Why would these kmers not be in the bloom filter? Is it the MIN_COUNT setting? I contacted the developer, and she suggested dropping the MIN_COUNT to 2 (I didn't think this data set would suffer from low coverage, but apparently it does). This got me through the merge step only to choke at the kmer_coverage calculation. A java error:
 Exception in thread "main" java.lang.NoSuchMethodError: java.util.concurrent.ConcurrentHashMap.keySet()Ljava/util/concurrent/ConcurrentHashMap$KeySetView;

        at edu.msu.cme.rdp.kmer.cli.KmerCoverage.adjustCount(KmerCoverage.java:233)

        at edu.msu.cme.rdp.kmer.cli.KmerCoverage.printCovereage(KmerCoverage.java:249)

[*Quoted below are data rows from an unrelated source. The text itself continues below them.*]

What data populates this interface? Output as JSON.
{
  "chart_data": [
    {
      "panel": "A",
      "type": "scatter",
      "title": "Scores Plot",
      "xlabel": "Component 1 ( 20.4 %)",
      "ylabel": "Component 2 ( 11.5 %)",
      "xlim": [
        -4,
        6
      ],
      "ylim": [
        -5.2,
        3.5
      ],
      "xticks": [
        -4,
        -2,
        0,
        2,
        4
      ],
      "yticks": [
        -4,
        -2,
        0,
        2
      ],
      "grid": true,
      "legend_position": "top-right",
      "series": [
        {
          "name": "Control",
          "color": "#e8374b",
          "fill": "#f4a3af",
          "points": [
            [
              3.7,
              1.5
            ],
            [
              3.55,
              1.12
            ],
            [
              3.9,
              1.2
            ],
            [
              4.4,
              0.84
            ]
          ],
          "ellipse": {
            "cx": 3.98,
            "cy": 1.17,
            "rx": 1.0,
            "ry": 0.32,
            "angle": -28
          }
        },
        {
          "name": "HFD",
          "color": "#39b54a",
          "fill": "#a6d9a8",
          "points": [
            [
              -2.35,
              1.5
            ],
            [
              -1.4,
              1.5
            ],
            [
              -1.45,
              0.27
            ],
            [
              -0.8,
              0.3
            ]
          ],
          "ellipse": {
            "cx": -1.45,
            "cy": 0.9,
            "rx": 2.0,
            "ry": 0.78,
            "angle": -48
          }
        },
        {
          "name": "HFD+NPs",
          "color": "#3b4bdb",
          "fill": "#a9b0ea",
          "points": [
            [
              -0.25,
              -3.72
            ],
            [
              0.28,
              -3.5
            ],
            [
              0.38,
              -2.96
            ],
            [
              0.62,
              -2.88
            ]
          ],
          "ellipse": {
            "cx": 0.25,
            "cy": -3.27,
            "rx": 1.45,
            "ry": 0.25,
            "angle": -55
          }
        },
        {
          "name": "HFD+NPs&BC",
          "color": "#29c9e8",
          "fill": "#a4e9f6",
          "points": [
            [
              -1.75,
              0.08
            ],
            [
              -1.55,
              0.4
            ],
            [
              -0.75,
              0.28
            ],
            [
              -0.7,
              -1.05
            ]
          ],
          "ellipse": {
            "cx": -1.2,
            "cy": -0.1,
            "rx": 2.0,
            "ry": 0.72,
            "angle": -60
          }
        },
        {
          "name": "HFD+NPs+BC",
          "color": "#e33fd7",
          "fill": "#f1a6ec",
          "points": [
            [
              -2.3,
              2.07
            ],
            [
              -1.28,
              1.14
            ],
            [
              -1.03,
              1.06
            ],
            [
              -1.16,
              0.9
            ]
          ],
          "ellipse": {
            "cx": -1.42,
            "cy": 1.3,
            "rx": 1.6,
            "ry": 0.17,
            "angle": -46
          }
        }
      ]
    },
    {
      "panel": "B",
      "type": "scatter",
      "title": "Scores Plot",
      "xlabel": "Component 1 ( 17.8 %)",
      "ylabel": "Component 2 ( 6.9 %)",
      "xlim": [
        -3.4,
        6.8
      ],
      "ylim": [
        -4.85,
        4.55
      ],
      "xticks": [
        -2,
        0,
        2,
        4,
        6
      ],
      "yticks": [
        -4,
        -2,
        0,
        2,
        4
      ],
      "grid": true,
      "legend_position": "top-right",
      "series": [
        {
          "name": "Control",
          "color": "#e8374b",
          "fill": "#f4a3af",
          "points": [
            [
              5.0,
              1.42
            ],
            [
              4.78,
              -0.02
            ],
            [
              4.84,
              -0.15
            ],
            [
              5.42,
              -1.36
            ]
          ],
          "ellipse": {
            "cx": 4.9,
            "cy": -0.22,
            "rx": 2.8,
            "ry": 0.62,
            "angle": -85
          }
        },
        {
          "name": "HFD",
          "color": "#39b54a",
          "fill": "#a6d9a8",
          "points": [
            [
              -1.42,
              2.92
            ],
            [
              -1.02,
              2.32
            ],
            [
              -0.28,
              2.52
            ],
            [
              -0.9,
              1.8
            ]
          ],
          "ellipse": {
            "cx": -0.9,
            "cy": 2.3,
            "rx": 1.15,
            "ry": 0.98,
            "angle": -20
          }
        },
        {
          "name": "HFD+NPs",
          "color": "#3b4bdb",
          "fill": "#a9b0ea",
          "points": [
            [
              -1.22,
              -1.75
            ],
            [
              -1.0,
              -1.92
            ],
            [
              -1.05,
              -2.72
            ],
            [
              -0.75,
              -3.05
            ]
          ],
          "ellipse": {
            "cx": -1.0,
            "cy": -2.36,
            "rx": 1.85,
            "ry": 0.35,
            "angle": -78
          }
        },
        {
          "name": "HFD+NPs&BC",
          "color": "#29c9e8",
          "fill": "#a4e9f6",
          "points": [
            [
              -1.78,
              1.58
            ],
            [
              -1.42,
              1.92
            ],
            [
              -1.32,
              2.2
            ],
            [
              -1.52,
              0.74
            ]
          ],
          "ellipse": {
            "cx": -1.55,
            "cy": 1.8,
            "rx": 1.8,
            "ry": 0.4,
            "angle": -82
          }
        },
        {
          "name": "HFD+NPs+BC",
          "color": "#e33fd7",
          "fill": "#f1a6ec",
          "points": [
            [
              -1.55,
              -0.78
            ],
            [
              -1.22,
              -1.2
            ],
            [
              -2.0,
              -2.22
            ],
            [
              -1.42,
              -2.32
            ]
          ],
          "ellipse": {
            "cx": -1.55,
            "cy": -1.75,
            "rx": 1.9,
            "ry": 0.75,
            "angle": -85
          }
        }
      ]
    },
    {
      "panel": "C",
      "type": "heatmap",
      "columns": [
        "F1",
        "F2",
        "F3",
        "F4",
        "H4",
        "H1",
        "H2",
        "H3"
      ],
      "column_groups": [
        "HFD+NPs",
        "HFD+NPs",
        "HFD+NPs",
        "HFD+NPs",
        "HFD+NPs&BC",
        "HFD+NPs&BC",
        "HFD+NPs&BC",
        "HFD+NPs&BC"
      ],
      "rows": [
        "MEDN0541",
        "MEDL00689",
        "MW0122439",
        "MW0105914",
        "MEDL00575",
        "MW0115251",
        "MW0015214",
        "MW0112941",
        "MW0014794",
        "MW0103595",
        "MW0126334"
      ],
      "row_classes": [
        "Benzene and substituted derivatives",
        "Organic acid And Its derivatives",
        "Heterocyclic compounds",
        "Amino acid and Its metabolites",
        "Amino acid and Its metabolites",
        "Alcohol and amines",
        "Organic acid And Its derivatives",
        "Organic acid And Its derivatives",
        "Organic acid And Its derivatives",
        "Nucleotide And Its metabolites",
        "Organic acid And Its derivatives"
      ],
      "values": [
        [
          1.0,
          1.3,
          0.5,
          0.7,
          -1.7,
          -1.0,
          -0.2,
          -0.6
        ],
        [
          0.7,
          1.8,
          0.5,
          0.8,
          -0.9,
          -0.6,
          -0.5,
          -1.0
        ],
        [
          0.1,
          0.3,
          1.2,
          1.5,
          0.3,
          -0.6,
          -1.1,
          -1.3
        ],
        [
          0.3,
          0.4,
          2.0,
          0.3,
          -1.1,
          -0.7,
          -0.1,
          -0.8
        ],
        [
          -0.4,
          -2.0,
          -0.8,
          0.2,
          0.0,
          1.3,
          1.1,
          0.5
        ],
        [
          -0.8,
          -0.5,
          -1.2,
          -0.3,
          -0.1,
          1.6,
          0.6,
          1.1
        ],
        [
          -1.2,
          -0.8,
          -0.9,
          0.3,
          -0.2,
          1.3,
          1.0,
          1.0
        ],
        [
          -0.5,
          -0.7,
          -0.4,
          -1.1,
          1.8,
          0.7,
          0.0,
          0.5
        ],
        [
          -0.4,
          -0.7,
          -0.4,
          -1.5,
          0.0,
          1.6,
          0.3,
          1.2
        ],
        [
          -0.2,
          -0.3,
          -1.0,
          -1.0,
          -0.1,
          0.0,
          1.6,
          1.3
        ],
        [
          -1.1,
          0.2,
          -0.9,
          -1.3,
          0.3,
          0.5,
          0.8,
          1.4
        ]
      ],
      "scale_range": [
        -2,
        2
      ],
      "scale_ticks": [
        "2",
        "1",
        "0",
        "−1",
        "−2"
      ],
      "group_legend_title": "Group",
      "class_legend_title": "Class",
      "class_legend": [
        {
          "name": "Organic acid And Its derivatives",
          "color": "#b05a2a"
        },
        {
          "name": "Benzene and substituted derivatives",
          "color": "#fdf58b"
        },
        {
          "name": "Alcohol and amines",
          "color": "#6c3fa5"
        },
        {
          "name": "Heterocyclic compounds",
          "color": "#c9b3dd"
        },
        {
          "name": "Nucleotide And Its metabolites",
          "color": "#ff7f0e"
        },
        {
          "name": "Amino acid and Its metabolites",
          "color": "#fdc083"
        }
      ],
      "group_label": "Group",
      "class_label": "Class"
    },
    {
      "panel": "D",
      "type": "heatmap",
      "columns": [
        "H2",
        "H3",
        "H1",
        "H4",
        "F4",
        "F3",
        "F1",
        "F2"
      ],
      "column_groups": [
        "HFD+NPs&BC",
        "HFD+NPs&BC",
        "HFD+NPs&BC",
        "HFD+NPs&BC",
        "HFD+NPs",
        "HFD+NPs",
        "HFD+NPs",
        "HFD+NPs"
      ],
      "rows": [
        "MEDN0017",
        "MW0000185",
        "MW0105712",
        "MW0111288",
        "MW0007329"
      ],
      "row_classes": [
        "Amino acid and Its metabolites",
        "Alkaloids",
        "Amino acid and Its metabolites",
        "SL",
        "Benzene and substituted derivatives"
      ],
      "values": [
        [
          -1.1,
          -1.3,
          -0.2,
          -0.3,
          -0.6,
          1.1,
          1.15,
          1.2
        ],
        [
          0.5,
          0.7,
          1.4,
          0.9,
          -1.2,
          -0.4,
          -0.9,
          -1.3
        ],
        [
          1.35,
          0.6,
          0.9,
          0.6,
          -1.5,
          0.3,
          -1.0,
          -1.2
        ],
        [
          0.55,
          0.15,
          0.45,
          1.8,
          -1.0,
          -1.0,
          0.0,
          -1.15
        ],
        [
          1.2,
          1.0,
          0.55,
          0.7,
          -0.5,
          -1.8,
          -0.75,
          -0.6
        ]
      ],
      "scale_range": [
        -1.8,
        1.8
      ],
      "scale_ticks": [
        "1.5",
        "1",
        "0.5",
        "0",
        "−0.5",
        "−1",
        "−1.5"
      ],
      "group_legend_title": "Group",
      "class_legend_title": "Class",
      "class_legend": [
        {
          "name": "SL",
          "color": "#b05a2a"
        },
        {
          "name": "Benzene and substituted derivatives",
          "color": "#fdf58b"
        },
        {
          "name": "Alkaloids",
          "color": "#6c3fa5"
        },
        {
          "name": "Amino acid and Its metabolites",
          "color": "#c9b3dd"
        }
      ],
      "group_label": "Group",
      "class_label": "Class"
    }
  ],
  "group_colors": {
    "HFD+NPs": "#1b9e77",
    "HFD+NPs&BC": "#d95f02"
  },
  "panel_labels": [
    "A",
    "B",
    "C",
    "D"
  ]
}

        at edu.msu.cme.rdp.kmer.cli.KmerCoverage.main(KmerCoverage.java:388)

        at edu.msu.cme.rdp.kmer.cli.Main.main(Main.java:48)

kmer_coverage failed

This was solved by running with OpenJDK 1.8.0 rather than 1.7.0.

I wanted to make my own reference genes. Fortunately, for some there were already models built at fungene, so I downloaded the .seeds and .hmm files. For the ones without, I found TIGRfam models, which should also work. You can download both the HMM and seed files from the JCVI site.

I still needed the framebot.fa and nucl.fa files. I (laboriously) downloaded ~30K protein and nucleotide sequences from fungene (note here that Firefox had trouble with this site - I ended up using Konqueror to do those downloads), and used CD-HIT to make the files non-redundant. I chose to use cutoffs of 95% id for protein and 90% id for nucleotide.

I applied the Xander_patch to hmmer-3.0 (as instructed in the README.md that comes with the Xander distribution), modified the prepare_gene_ref.sh to point to the right directories (make sure you change JAR_DIR, REF_DIR, and hmmer_xanderpatch).

Running prepare_gene_ref.sh yielded the expected forward and reverse hmm files.

One other note about making your own reference genes is that the taxonomy abundance breakdown (the taxonabundance output file) depends on the framebot.fa file having the semicolon-delimited lineage as the description (see one of the provided framebot.fa files to see what I mean). I wrote a perl script that can take a fasta file, parse for the protein accession, retrieve the lineage information from NCBI, format it, and output the properly formatted framebot.fa file.